"Um texto apaixonado e sem precedentes que surge do coração do Bento XVI para contribuir à paz na Igreja. Isso é a carta do Papa aos Bispos católicos sobre a remissão da excomunhão aos prelados consagrados em 1988". Assim começa o editorial de hoje do jornal oficioso do Vaticano, L'Osservatore Romano.
Na nota, escrita pelo Diretor Giovanni Maria Vian, se explica também que a missiva do Papa não tem "precedentes porque não há precedentes para a tormenta desencadeada logo depois da publicação da remissão (da excomunhão) o passado 24 de janeiro".
Não por gosto, precisa Vian, este anúncio se fez na véspera do 50º aniversário do anúncio do Concílio Vaticano II "porque a intenção do Bispo de Roma –então confirmada mas já de por si evidente, como o mesmo dia sublinhou nosso jornal– era evitar o perigo de um cisma. Com um inicial gesto de misericórdia, perfeitamente em linha com o Concílio e com a tradição da Igreja".
O editorial comenta logo como entre os muitos ataques que recebeu o Papa Bento, chegou-se inclusive "a um desonesto e incrível inversão do gesto papal, favorito na difusão mediática, em uma coincidência de tempos que certamente não era casual, com as afirmações negacionistas da Shoah de um dos prelados a quem o Papa remeteu a excomunhão. Afirmações inaceitáveis –e isto foi rapidamente sublinhado pelo jornal do Papa– como inaceitáveis e vergonhosas som as atitudes para o judaísmo de alguns membros dos grupos aos que Bento XVI tendeu a mão".

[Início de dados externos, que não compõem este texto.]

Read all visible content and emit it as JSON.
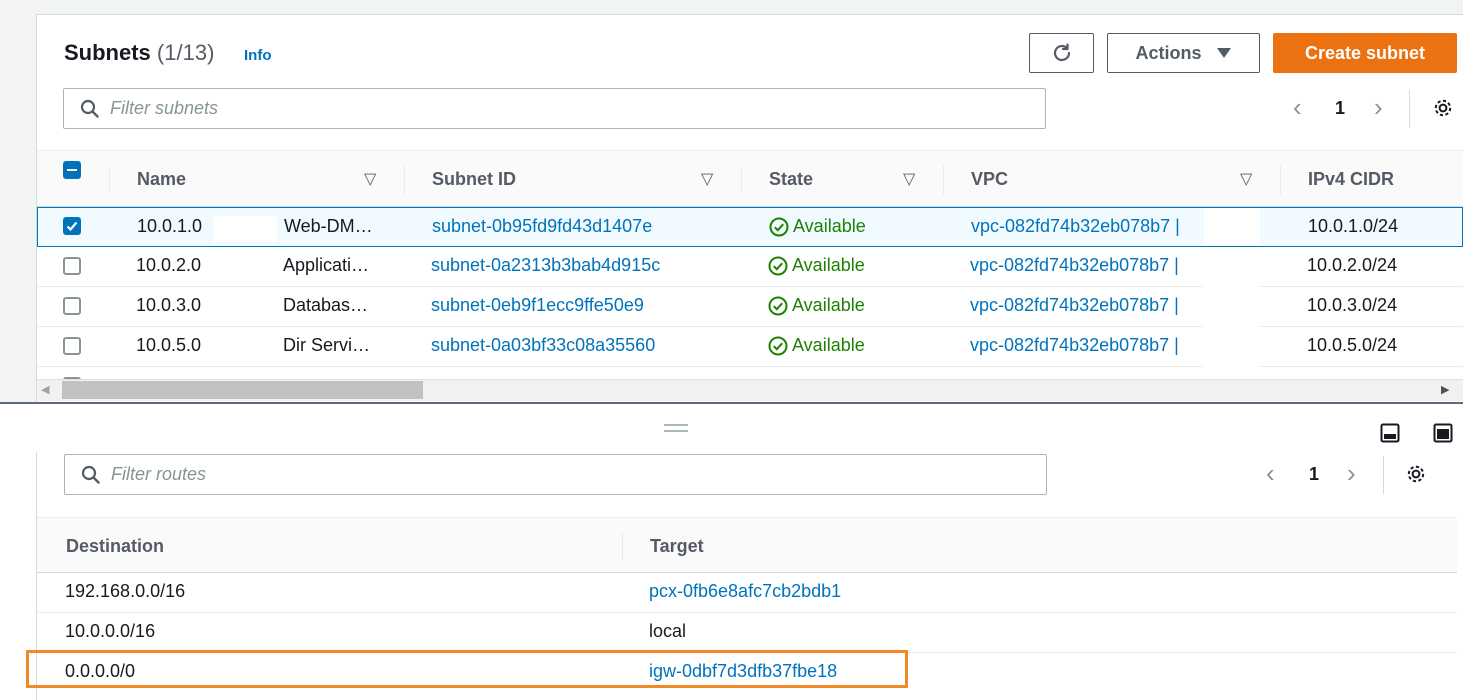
{
  "header": {
    "title": "Subnets",
    "count": "(1/13)",
    "info": "Info",
    "actions_label": "Actions",
    "create_label": "Create subnet"
  },
  "subnet_search": {
    "placeholder": "Filter subnets"
  },
  "subnet_pager": {
    "page": "1"
  },
  "subnet_table": {
    "columns": [
      "Name",
      "Subnet ID",
      "State",
      "VPC",
      "IPv4 CIDR"
    ],
    "rows": [
      {
        "name_prefix": "10.0.1.0",
        "name_suffix": "Web-DM…",
        "subnet_id": "subnet-0b95fd9fd43d1407e",
        "state": "Available",
        "vpc": "vpc-082fd74b32eb078b7 |",
        "cidr": "10.0.1.0/24",
        "selected": true
      },
      {
        "name_prefix": "10.0.2.0",
        "name_suffix": "Applicati…",
        "subnet_id": "subnet-0a2313b3bab4d915c",
        "state": "Available",
        "vpc": "vpc-082fd74b32eb078b7 |",
        "cidr": "10.0.2.0/24",
        "selected": false
      },
      {
        "name_prefix": "10.0.3.0",
        "name_suffix": "Databas…",
        "subnet_id": "subnet-0eb9f1ecc9ffe50e9",
        "state": "Available",
        "vpc": "vpc-082fd74b32eb078b7 |",
        "cidr": "10.0.3.0/24",
        "selected": false
      },
      {
        "name_prefix": "10.0.5.0",
        "name_suffix": "Dir Servi…",
        "subnet_id": "subnet-0a03bf33c08a35560",
        "state": "Available",
        "vpc": "vpc-082fd74b32eb078b7 |",
        "cidr": "10.0.5.0/24",
        "selected": false
      }
    ]
  },
  "route_search": {
    "placeholder": "Filter routes"
  },
  "route_pager": {
    "page": "1"
  },
  "routes_table": {
    "columns": [
      "Destination",
      "Target"
    ],
    "rows": [
      {
        "destination": "192.168.0.0/16",
        "target": "pcx-0fb6e8afc7cb2bdb1",
        "target_is_link": true
      },
      {
        "destination": "10.0.0.0/16",
        "target": "local",
        "target_is_link": false
      },
      {
        "destination": "0.0.0.0/0",
        "target": "igw-0dbf7d3dfb37fbe18",
        "target_is_link": true
      }
    ]
  },
  "colors": {
    "accent": "#0073bb",
    "primary_button": "#ec7211",
    "success": "#1d8102",
    "highlight": "#f08a24"
  }
}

A lucidez da análise papal, prossegue Vian, "não evita questões abertas e difíceis, como a necessidade de uma atenção e de uma comunicação mais preparada e oportuna em um contexto global no que a informação, onipresente e lhe superabundem, e continuamente exposta a manipulações e instrumentalizações, entre as que se encontram as chamadas filtrações de notícias".
O Papa na carta, precisa o editorial, confronta o coração do assunto, quer dizer, o problema dos lefebvristas "com a distinção dos níveis disciplinar e doutrinal. Em outras palavras, sobre o plano disciplinar Bento XVI revogou a excomunhão mas sobre o doutrinal é necessário que os tradicionalistas –a quem o Papa não economiza tons severos mas confiando na reconciliação– não congelem o magistério da Igreja ao de 1962", quer dizer, até antes do Concílio Vaticano II.
Finalmente, Vian explica que o Papa considera que este gesto de misericórdia para com os bispos lefebvristas era uma prioridade "porque em um mundo no que a flama da fé está em risco de extingui-la prioridade é a de conduzir aos homens para o Deus que falou no Sinai e se manifestou em Jesus. Um Deus que parece desaparecer do horizonte humano e que só o testemunho de unidade dos fiéis faz acreditável".